The Quantified Self, the ideology of health and fat

Woolley, Dawn ORCID logoORCID: https://orcid.org/0000-0001-6958-5658 (2023) The Quantified Self, the ideology of health and fat. In: The Body Productive: Rethinking capitalism, work and the body. Bloomsbury, London, pp. 137-156. ISBN 9780755639519

Abstract

This chapter examines the Quantified Self movement and the ideology of health in relation to The Productive Body to consider the body as a site of both discipline and dissent. Robert Crawford describes how the ideology of health, or healthism, supports a neoliberal agenda by situating health and illness as the personal responsibility of the individual. This notion of ‘health’ enables individuals to make moral and ideological judgements about the bodies of others, masking the sexism, racism, classism, and ableism inherent in these judgements.

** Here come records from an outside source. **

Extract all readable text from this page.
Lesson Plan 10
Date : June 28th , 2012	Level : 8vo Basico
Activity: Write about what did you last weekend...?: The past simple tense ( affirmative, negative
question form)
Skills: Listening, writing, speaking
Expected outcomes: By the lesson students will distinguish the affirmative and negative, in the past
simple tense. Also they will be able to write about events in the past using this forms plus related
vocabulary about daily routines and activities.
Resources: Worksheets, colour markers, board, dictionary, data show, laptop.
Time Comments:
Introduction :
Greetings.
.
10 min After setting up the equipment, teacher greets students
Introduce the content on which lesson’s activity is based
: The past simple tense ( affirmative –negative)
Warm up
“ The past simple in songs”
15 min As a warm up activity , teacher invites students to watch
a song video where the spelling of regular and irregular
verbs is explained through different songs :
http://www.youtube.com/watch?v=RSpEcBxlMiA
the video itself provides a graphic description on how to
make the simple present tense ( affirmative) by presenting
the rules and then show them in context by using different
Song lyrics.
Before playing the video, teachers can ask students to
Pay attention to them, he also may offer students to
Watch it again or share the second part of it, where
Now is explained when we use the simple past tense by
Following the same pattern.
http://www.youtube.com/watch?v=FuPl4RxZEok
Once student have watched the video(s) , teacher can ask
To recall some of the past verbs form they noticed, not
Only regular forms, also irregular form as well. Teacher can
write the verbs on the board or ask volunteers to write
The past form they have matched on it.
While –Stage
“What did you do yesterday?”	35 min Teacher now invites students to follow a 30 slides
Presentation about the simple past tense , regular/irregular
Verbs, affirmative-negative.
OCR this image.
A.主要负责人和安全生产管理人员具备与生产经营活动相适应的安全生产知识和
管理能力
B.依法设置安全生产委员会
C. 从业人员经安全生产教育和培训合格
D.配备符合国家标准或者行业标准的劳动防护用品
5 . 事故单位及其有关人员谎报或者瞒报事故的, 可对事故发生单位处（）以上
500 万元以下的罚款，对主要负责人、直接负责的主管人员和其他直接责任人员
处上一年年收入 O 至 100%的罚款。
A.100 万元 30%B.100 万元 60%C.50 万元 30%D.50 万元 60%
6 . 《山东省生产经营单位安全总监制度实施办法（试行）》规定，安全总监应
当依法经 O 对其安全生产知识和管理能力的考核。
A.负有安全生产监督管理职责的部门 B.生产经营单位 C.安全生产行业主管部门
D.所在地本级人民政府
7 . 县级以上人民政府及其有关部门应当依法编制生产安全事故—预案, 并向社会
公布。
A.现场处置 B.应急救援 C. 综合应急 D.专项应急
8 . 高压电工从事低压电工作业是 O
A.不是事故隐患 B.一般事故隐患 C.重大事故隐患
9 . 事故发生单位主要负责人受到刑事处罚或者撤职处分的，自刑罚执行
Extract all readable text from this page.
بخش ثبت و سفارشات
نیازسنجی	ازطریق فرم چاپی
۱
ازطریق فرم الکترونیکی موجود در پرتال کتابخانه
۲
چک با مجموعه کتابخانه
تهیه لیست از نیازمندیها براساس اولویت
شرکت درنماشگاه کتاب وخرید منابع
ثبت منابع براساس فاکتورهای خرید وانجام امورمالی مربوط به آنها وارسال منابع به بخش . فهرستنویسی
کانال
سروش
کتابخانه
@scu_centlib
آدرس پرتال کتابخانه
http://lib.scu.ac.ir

The ideology of health also conceals health's relation to social inequality. For people with the financial resources, leisure is transformed into a form of body-labour that complements their economic function and compels them to purchase equipment and services that optimize their ‘bodily capital.’ In contrast to this, fat bodies, that are more likely to be identified as female, working-class, poor or ethnic minorities, are signifiers of lack of self-control and a poor work ethic. The Quantified Self movement exemplifies this process. It emerged with the development of wearable devices and apps designed to record detailed measurements relating to the users’ physical, psychological and social well-being. The movement is dominated by middle-class white men who have the time and financial resources to purchase and use tracking devices to optimise their bodies and minds. This chapter argues that this quantification creates ‘productive’ bodies and intensifies ideal neoliberal traits of competitiveness, individualism and self-control. It examines disordered eating behaviours as pathologies of quantification and considers eating for pleasure, rather than health and ‘fuel’, to be a potential disruption to the neoliberalisation of the body and its capacities.